For outbound request tokenization:

1. Buffer the JSON request body within a configured max body size.
2. Parse to serde_json::Value.
3. Apply matching request rules.
4. Replace every string value with a token.
5. Serialize JSON, update Content-Length, and forward upstream.

For inbound response detokenization:

1. Buffer the JSON response body within a configured max body size.
2. Parse to serde_json::Value.
3. Apply matching response rules.
4. Replace every string token with cleartext.
5. Serialize JSON, update Content-Length, and return downstream.

For very large or streaming payloads, skip mutation and fail closed by default. Streaming tokenization can be considered later only if a real product requires it.

Security

• Require a verified JWT principal before tokenization.
• Resolve host_id from a configured claim, default host_id.
• Reject active tokenization if host_id is missing.
• Do not log cleartext values, generated tokens, value hashes, ciphertext, or keys.
• Mask crypto keys in module registry summaries.
• Use least-privilege PostgreSQL credentials: only select/insert/update on the tokenization tables.
• Prefer encrypted cleartext storage, not plaintext value.
• Keep tokens scoped by host_id; the same token string in another tenant does not detokenize.

Future Service API

The direct database implementation should be the first production path. However, keep the core API independent from Pingora:

#![allow(unused)]
fn main() {
#[async_trait]
pub trait PiiTokenVault: Send + Sync {
    async fn tokenize(&self, host_id: Uuid, scheme_id: i16, value: &str)
        -> Result<String, PiiTokenError>;

    async fn detokenize(&self, host_id: Uuid, token: &str)
        -> Result<String, PiiTokenError>;
}
}

Then a future service can wrap the same trait.

Protocol recommendation:

• gRPC for request-path service-to-service tokenization if a standalone service becomes necessary.
• MCP only as an optional tool surface for agents or administrative workflows.
• REST/JSON-RPC only for compatibility or operational simplicity, not the preferred low-latency path.

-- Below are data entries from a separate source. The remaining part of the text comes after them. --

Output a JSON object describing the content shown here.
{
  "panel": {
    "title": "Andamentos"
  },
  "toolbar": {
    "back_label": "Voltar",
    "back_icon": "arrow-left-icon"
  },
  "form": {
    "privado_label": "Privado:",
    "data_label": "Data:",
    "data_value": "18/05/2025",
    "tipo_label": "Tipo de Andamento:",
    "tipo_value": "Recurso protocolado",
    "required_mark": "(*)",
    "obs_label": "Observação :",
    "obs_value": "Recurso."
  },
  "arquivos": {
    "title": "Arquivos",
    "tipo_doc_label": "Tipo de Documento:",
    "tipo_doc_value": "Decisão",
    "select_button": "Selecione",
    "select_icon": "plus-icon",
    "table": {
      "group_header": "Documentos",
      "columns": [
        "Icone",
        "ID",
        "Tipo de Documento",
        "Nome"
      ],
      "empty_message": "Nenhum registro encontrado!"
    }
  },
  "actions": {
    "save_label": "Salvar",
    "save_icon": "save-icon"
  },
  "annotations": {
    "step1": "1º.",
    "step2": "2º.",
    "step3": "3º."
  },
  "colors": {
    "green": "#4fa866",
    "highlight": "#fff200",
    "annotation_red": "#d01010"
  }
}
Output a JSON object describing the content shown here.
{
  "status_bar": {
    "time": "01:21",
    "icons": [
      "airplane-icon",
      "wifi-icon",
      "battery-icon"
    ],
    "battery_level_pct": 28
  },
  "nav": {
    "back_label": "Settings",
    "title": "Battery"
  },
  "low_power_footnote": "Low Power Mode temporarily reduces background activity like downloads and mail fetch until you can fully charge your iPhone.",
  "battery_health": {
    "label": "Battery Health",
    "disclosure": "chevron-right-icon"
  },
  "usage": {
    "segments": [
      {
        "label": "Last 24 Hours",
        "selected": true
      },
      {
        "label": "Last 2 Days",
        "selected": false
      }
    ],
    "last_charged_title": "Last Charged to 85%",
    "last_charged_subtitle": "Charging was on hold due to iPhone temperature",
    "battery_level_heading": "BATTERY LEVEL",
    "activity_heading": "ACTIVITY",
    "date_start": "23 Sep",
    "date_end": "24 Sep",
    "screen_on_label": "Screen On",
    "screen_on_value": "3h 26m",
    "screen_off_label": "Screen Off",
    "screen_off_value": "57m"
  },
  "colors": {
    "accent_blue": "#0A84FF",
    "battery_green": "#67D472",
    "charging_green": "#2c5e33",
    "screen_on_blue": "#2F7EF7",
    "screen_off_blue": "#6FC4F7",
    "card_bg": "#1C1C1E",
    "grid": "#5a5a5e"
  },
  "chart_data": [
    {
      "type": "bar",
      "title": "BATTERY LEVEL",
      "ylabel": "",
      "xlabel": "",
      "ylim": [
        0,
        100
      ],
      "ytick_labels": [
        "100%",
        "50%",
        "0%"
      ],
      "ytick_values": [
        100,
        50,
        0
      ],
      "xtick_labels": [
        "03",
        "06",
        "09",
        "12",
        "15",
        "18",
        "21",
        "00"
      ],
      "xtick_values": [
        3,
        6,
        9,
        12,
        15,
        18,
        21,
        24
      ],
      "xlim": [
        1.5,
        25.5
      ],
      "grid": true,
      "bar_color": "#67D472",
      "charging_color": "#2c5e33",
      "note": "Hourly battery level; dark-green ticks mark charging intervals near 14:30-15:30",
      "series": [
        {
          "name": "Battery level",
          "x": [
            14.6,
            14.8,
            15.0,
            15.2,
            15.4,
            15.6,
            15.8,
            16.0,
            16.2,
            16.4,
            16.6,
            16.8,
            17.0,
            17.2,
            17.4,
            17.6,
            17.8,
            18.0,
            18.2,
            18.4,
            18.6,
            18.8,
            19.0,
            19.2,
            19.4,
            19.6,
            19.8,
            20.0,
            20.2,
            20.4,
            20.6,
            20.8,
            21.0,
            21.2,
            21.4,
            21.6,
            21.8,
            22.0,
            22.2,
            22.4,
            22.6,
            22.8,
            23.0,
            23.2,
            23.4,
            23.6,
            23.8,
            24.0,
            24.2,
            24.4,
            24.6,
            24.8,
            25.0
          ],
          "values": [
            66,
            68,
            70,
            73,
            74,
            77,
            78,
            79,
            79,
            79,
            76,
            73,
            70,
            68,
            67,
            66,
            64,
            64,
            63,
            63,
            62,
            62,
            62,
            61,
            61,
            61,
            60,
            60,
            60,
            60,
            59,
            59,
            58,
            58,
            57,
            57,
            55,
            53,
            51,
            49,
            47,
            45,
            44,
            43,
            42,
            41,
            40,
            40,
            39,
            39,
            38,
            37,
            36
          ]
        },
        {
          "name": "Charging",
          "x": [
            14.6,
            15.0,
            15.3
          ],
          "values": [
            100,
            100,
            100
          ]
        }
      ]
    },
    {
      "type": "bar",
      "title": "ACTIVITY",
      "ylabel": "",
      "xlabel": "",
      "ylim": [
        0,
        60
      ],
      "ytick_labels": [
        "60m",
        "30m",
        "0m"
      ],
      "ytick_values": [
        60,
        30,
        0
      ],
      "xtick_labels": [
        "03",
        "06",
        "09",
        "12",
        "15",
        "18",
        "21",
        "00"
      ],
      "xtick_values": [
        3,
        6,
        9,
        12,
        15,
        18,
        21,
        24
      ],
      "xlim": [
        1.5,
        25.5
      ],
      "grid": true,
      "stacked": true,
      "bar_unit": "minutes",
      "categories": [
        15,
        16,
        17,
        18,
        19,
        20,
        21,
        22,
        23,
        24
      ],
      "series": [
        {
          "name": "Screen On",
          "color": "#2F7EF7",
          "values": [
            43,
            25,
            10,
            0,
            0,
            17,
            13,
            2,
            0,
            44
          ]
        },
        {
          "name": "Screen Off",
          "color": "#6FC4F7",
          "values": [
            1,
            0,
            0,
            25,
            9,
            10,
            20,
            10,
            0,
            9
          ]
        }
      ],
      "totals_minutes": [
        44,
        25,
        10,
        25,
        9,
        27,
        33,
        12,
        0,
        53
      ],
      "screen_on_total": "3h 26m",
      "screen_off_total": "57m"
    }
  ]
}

The gRPC API can be very small:

service PiiTokenization {
  rpc Tokenize(TokenizeRequest) returns (TokenizeResponse);
  rpc Detokenize(DetokenizeRequest) returns (DetokenizeResponse);
  rpc BatchTokenize(BatchTokenizeRequest) returns (BatchTokenizeResponse);
  rpc BatchDetokenize(BatchDetokenizeRequest) returns (BatchDetokenizeResponse);
}

Batch operations are important if a future remote service is used; otherwise per-field network calls will dominate latency.

Implementation Phases

1. Add portal-db DDL and seed data for pii_token_scheme_t and pii_token_vault_t.
2. Add a light-pingora shared tokenization runtime with sqlx::PgPool, scheme registry, value hashing, encryption, token generation, and tests.
3. Add pii-tokenization.yml loader, module registry registration, and runtime reload.
4. Add gateway request-body and response-body filter support.
5. Implement tokenize and detokenize handler wiring in light-gateway.
6. Integrate MCP x-tokenize with the same runtime so MCP tools do not call a hardcoded tokenization service.
7. Add optional gRPC service wrapper only if deployment needs a separate tokenization service.

Remaining Considerations

• KMS or light-portal managed keys can be added later, but the first implementation should read the configured environment variables before any resolved config fallback.
• Products that disable cache.cacheCleartext will still use PostgreSQL as the source of truth, with higher detokenization latency.